Dorothea Puente rented her apartment to elderly people then killed them

Dorothea Helen Gray was born on January 9, 1929, in Redlands, California.

Dorothea Puente was a convicted serial killer who operated a boarding house in Sacramento, California in the 1980s. She cashed the Social Security checks of the elderly and disabled boarders living in her house after she murdered them. Many of them were found dead and buried in the compound of the boarding house.

Ruth Monroe, a close friend and business colleague of Puente, rented a room in an apartment that belonged to Puente in April 1982. Monroe passed away from a codeine and Tylenol overdose not long after moving in. Puente said that Monroe had been despondent as a result of her husband’s illness when questioned by the police. The death was formally ruled as suicide by the police.

Malcolm McKenzie, 74, charged Puente of drugging him and stealing his pension a few weeks later. In August of that year, Puente was accused of stealing, found guilty, and given a five-year prison term. She started a relationship with 77-year-old Everson Gillmouth while she was incarcerated. After serving her sentence for three years in 1985, she created a joint bank account with Gillmouth.

The House where she carried out her crimes

Puente hired Ismael Florez, a handyman, to install wood paneling in her house in November of that same year. Puente handed him a $800 bonus for finishing the task and a red 1980 Ford pickup truck, the same make and style as Gillmouth’s vehicle. She informed Florez that the truck was her boyfriend’s and that he had given it to her.

Puente also hired Florez to construct a box for her that measured six feet by three feet by two feet and was intended to hold “books and other belongings,” according to Puente.
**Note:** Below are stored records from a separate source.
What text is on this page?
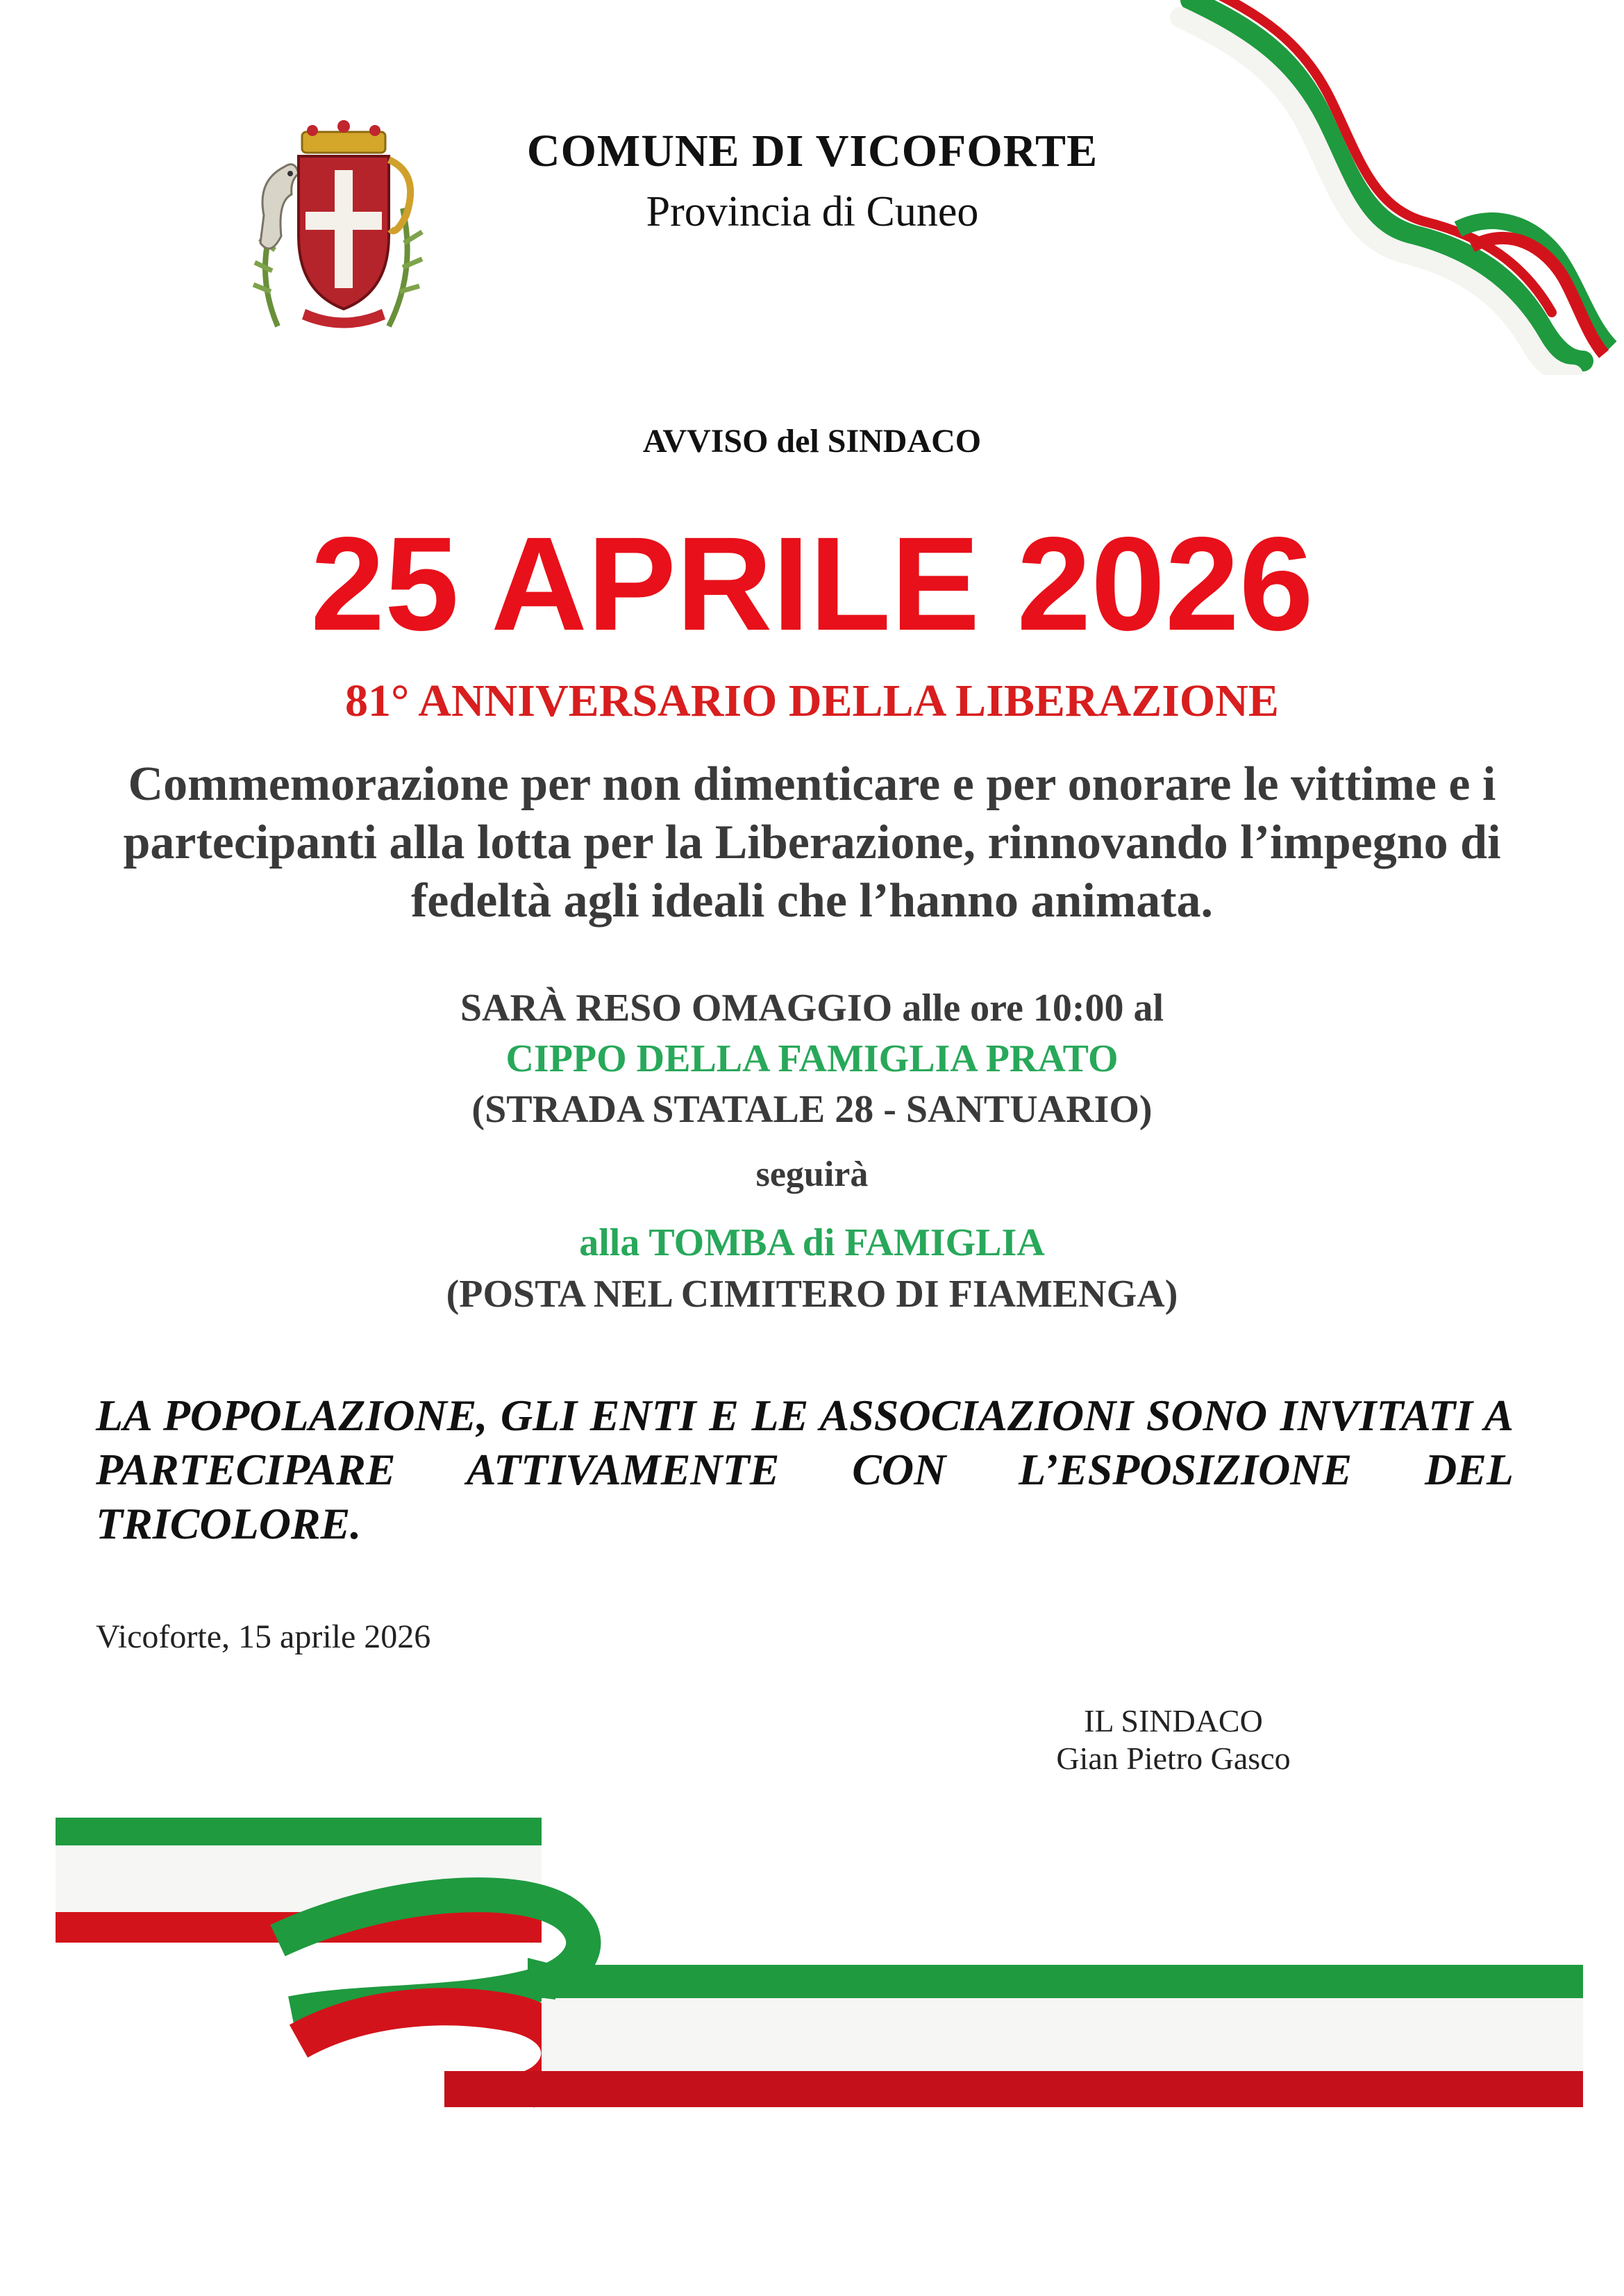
COMUNE DI VICOFORTE
Provincia di Cuneo
AVVISO del SINDACO
25 APRILE 2026
81° ANNIVERSARIO DELLA LIBERAZIONE
Commemorazione per non dimenticare e per onorare le vittime e i partecipanti alla lotta per la Liberazione, rinnovando l’impegno di fedeltà agli ideali che l’hanno animata.
SARÀ RESO OMAGGIO alle ore 10:00 al
CIPPO DELLA FAMIGLIA PRATO
(STRADA STATALE 28 - SANTUARIO)
seguirà
alla TOMBA di FAMIGLIA
(POSTA NEL CIMITERO DI FIAMENGA)
LA POPOLAZIONE, GLI ENTI E LE ASSOCIAZIONI SONO INVITATI A PARTECIPARE ATTIVAMENTE CON L’ESPOSIZIONE DEL TRICOLORE.
Vicoforte, 15 aprile 2026
IL SINDACO
Gian Pietro Gasco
She then drove to a roadway in Sutter County with Florez.

Puente told Florez to stop while they were on Garden Highway in Sutter County and dump the box of “junk” on the riverbank at an unofficial household junk dumping site. On January 1, 1986, a fisherman spotted the suspicious looking coffin-like box near the river and called police. Investigators opened the box and found the badly decomposed and unidentifiable body of an elderly man inside.

Puente kept running her boarding house at this time, housing elderly and disabled people. She checked their mail and collected any cash or Social Security payments they received.

She gave them each a monthly stipend, but she kept the rest to cover what she said were boarding house costs. Due to prior orders for her to avoid elderly people and refrain from handling government checks, a number of parole officers paid a visit to Puente’s boarding house. Despite these frequent visits, she was never charged with anything.

Puente was charged with nine counts of murder, for the seven bodies found at her house in addition to Gillmouth and Montoya

Alvaro Montoya, another resident of Puente’s home, vanished in November 1988. Montoya suffered from schizophrenia and developmental disabilities. His social worker reported him missing after he skipped meetings. When the police came, they immediately started searching Puente’s boarding house. Seven bodies were found in the yard when they found newly disturbed soil. Puente was not thought to be a suspect when the investigation started. She escaped to Los Angeles as soon as authorities allowed her to leave their sight, where she visited a bar and began to talk to an elderly pensioner. The man recognized her from the news and called the police.

Puente was charged with nine counts of murder, for the seven bodies found at her house in addition to Gillmouth and Montoya. She was convicted of three of the murders, as jury could not agree on the other six.

Puente was sentenced to two life sentences which she served at Central California Women’s Facility in Madera County, California until her death in 2011 at age 82. Until her death, she continued to insist that she was innocent and that the tenants had all died of natural causes.